It's well-known that being cocartesian is a property of a symmetric monoidal category: $(\mathcal C,I,\otimes,\sigma)$ is cocartesian if and only if the following conditions are satisfied:
Every object $C \in \mathcal C$ has a commutative monoid structure $I \xrightarrow {u_C} C \overset{m_C}{\leftarrow} C \otimes C$;
With respect to the commutative monoid structures of (1), every morphism is a homomorphism (in other words, $u: const_I \Rightarrow 1_{\mathcal C}: \mathcal C \rightrightarrows \mathcal C$ and $m: \otimes \circ \Delta \Rightarrow 1_{\mathcal C}: \mathcal C \rightrightarrows \mathcal C$ are natural transformations -- here $\Delta: \mathcal C \to \mathcal C \times \mathcal C$ is the diagonal functor);
The commutative monoid structures of (1) satisfy $u_{C \otimes D} = u_C \otimes u_D$ and $m_{C \otimes D} = m_C \otimes m_D \circ (1_C \otimes \sigma_{D,C} \otimes 1_D)$ (in other words, $u$ and $m$ are monoidal natural transformations, where $\otimes$ has been made into a monoidal functor in the canonical way using the symmetry $\sigma$).
More precisely, if the data of (1,2,3) exists, then it is essentially unique, and exhibits $(\mathcal C, I, \otimes, \sigma)$ as cocartesian in the sense that $I$ is initial, and the maps $C \xrightarrow{1_C \otimes u_D} C \otimes D \overset{u_C \otimes 1_D}{\leftarrow} D$ are coproduct coprojections.
But what if $(\mathcal C, I,\otimes)$ is monoidal but not known to be symmetric monoidal?
Questions:
- Is the forgetful 2-functor from cocartesian monoidal categories to monoidal categories fully faithful?
I believe the answer to (1) is yes, as I'll sketch below.
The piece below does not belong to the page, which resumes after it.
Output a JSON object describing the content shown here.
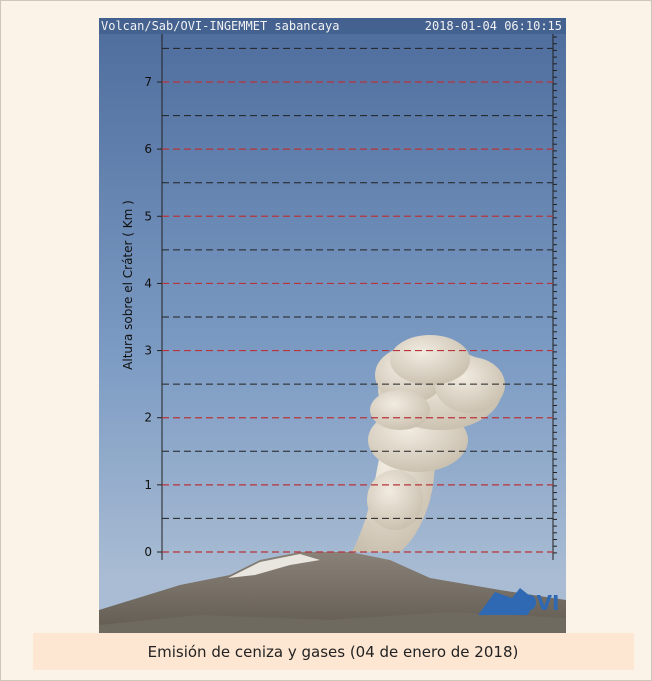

If this is correct, then "being cocartesian" is a property of a monoidal category. We can then ask:
- What is this property, explicitly?
Partial progress:
One might guess that the following conditions suffice:
Every object $C \in \mathcal C$ is a monoid object $(C,u_C,m_C)$.
Every morphism is a morphism of monoid objects.
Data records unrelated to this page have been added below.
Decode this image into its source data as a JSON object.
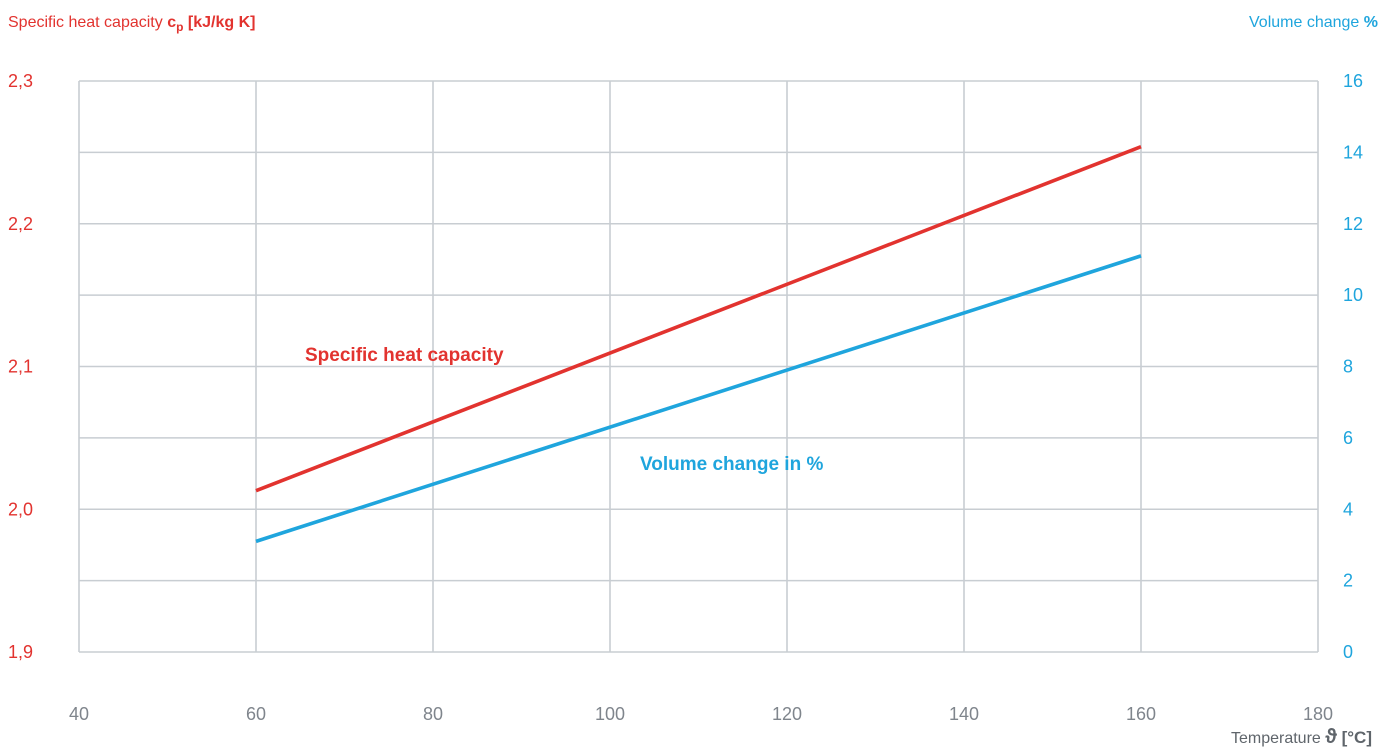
{
  "chart_data": {
    "type": "line",
    "left_axis_title": {
      "plain": "Specific heat capacity ",
      "symbol": "c",
      "subscript": "p",
      "unit": " [kJ/kg K]"
    },
    "right_axis_title": {
      "plain": "Volume change ",
      "unit": "%"
    },
    "x_axis_title": {
      "plain": "Temperature ",
      "symbol": "ϑ",
      "unit": " [°C]"
    },
    "x": {
      "min": 40,
      "max": 180,
      "ticks": [
        40,
        60,
        80,
        100,
        120,
        140,
        160,
        180
      ]
    },
    "y_left": {
      "min": 1.9,
      "max": 2.3,
      "ticks": [
        1.9,
        2.0,
        2.1,
        2.2,
        2.3
      ],
      "tick_labels": [
        "1,9",
        "2,0",
        "2,1",
        "2,2",
        "2,3"
      ]
    },
    "y_right": {
      "min": 0,
      "max": 16,
      "ticks": [
        0,
        2,
        4,
        6,
        8,
        10,
        12,
        14,
        16
      ]
    },
    "grid": true,
    "series": [
      {
        "name": "Specific heat capacity",
        "axis": "left",
        "color": "#e2332f",
        "x": [
          60,
          160
        ],
        "values": [
          2.013,
          2.254
        ]
      },
      {
        "name": "Volume change in %",
        "axis": "right",
        "color": "#1fa5dd",
        "x": [
          60,
          160
        ],
        "values": [
          3.1,
          11.1
        ]
      }
    ]
  }
}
Under these conditions, I can show that
The unit $I$ is the initial object;
There is a functorial construction of a morphism $C \otimes D \xrightarrow{m_E\circ(f\otimes g)} E$ from morphisms $f: C \to E, g: D \to E$, which restricts appropriately along the "candidate coproduct inclusions" $C \xrightarrow{1_C \otimes u_D} C \otimes D \overset{u_C \otimes 1_D}{\leftarrow} D$;
(If $\mathcal C$ has split idempotents) binary coproducts $C \amalg D$ exist, and are functorially split subobjects of $C \otimes D$, splitting the idempotent $m_{C \otimes D} \circ (1_C\otimes u_D \otimes u_C \otimes 1_D)$.
So I can show that $\mathcal C$ is cocartesian iff (1,2) hold and in addition the following condition is satisfied:
- For all $C,D \in \mathcal C$, $m_{C \otimes D} \circ(1_C \otimes u_D \otimes u_C \otimes 1_D) = 1_{C\otimes D}$
But I'm not quite sure how to motivate (3), nor am I sure whether it is superfluous.